Technical execution reflects the specialized demands of storm photography. Working with a Nikon D610 at the wide end of an 18-35mm lens, the photographer selected an 18mm focal length to encompass both the expansive cloud system and the reflective water below. The thirty-second exposure at f/5.6 and ISO 400 represents a calculated approach to lightning capture—a long enough duration to increase the probability of recording a strike within the frame, yet controlled enough to prevent overexposure of ambient light sources visible along the distant horizon. This extended shutter speed also smooths the bay’s surface into a mirror-like plane, its subtle texture suggesting gentle motion while maintaining enough definition to anchor the composition.

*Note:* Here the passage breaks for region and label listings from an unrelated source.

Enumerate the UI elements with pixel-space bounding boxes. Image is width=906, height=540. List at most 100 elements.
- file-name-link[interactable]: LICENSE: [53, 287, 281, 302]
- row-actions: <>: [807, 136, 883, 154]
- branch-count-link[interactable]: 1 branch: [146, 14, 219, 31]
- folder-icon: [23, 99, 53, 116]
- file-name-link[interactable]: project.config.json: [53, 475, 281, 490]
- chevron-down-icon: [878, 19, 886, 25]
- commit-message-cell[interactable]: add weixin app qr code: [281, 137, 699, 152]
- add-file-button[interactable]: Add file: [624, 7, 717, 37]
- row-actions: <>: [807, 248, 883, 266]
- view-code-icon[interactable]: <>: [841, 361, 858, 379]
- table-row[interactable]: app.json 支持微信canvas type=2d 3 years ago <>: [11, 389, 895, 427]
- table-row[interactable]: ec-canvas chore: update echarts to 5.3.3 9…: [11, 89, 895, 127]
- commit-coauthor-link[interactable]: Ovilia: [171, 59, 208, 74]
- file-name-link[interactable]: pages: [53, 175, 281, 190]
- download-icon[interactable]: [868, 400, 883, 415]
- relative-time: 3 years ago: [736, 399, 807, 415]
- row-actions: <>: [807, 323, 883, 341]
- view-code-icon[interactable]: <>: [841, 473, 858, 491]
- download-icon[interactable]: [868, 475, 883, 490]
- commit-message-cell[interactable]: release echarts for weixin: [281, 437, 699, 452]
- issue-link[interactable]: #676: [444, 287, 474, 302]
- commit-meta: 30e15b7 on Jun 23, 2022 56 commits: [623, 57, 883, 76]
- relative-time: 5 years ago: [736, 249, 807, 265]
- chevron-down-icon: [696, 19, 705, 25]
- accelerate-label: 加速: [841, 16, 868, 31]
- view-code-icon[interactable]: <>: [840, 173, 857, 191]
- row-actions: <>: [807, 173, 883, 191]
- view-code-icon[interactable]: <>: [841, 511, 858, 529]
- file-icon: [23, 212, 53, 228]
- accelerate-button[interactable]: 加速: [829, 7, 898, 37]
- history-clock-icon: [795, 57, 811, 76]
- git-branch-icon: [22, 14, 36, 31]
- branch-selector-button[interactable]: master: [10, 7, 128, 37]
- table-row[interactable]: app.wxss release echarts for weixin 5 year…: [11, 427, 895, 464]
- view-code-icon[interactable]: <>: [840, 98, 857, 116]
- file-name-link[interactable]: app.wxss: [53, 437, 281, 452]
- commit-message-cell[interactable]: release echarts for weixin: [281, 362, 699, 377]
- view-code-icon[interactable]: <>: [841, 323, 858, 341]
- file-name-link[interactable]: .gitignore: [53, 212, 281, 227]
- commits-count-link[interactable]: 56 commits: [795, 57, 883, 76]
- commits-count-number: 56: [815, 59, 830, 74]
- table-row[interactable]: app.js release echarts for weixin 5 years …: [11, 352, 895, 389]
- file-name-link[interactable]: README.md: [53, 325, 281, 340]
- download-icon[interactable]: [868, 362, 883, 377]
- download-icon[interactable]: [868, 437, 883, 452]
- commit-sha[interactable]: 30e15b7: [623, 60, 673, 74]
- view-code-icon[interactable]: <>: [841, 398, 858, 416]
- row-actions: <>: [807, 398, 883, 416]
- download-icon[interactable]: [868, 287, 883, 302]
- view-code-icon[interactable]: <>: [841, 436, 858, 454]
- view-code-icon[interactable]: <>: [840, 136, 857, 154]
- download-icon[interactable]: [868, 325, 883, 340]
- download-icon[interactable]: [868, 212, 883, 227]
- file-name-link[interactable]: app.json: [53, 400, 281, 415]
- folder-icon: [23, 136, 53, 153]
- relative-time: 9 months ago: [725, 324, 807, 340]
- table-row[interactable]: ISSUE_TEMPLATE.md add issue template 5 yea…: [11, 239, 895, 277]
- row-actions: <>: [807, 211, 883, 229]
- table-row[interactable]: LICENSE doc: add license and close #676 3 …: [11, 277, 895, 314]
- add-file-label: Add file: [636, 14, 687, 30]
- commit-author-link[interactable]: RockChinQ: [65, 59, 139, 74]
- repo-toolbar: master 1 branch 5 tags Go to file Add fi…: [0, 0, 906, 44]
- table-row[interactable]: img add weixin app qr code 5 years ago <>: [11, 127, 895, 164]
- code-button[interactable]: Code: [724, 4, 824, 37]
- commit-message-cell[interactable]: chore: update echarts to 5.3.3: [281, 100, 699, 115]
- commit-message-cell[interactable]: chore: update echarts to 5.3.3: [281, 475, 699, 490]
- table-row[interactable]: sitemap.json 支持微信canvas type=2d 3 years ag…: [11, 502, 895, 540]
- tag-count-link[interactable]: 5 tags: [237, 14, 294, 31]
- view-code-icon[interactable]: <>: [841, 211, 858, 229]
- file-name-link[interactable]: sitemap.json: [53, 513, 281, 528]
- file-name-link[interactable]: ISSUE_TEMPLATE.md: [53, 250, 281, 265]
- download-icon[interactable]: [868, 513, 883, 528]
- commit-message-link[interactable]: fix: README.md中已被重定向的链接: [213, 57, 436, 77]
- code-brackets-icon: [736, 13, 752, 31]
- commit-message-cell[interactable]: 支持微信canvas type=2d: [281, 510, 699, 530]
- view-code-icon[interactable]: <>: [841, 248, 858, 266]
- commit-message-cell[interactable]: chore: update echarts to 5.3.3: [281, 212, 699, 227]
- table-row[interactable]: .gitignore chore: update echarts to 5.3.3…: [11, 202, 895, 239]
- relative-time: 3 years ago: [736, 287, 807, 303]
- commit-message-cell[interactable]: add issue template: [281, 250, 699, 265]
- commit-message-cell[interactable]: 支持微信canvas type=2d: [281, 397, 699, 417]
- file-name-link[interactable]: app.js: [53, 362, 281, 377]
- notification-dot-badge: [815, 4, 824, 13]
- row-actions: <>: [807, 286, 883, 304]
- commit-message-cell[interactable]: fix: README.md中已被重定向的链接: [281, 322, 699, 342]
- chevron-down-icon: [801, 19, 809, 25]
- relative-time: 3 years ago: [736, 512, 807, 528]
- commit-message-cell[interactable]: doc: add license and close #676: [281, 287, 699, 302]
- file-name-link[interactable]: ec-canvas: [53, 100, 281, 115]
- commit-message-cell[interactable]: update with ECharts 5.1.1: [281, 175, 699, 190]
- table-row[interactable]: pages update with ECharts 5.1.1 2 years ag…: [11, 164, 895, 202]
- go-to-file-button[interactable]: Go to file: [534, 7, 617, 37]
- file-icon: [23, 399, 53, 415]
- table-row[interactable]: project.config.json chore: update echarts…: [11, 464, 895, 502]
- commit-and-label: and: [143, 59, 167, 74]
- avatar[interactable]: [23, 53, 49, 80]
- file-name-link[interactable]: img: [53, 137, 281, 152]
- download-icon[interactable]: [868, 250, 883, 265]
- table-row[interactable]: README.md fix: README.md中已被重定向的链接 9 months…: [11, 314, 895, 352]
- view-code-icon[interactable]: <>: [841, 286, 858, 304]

The color palette distinguishes this work within the chapter’s broader collection. Where the architectural study of Signature Place employed monochrome austerity, this image embraces the full chromatic range of atmospheric phenomena. The storm cell’s cool blues and purples contrast with the warm ochre glow infiltrating from the right edge of the frame—likely light pollution from Tampa’s urban corridor or residual sunset illumination scattered through distant clouds. This interplay of cool and warm tones creates visual tension that enhances the image’s dramatic impact without resorting to artificial enhancement.

Within Chapter 2’s exploration of Florida Landscapes & Cityscapes, this photograph occupies essential territory. Florida’s identity remains inextricably linked to its volatile weather patterns—the daily thunderstorm cycles of summer, the atmospheric electricity that makes the state the lightning capital of North America. By documenting this phenomenon, the photographer engages with environmental storytelling that moves beyond picturesque representation toward a more complete portrait of place.

The work also demonstrates sophisticated understanding of the sublime in contemporary landscape photography. The tradition of depicting nature’s awesome power—from nineteenth-century Romantic painters to mid-century photographers like Ansel Adams capturing Sierra storms—finds fresh expression here. The lightning strike serves as both subject and metaphor: a literal discharge of atmospheric energy and a symbolic representation of nature’s capacity to humble human observers.

Viewed alongside the chapter’s urban architectural studies, this image provides necessary balance. Together, these photographs suggest a photographer equally attentive to built and natural environments, capable of finding visual poetry in glass towers and electrical storms alike. Such range indicates a mature artistic vision—one that recognizes Florida’s complexity as both a site of intensive human development and a landscape still subject to forces beyond human control.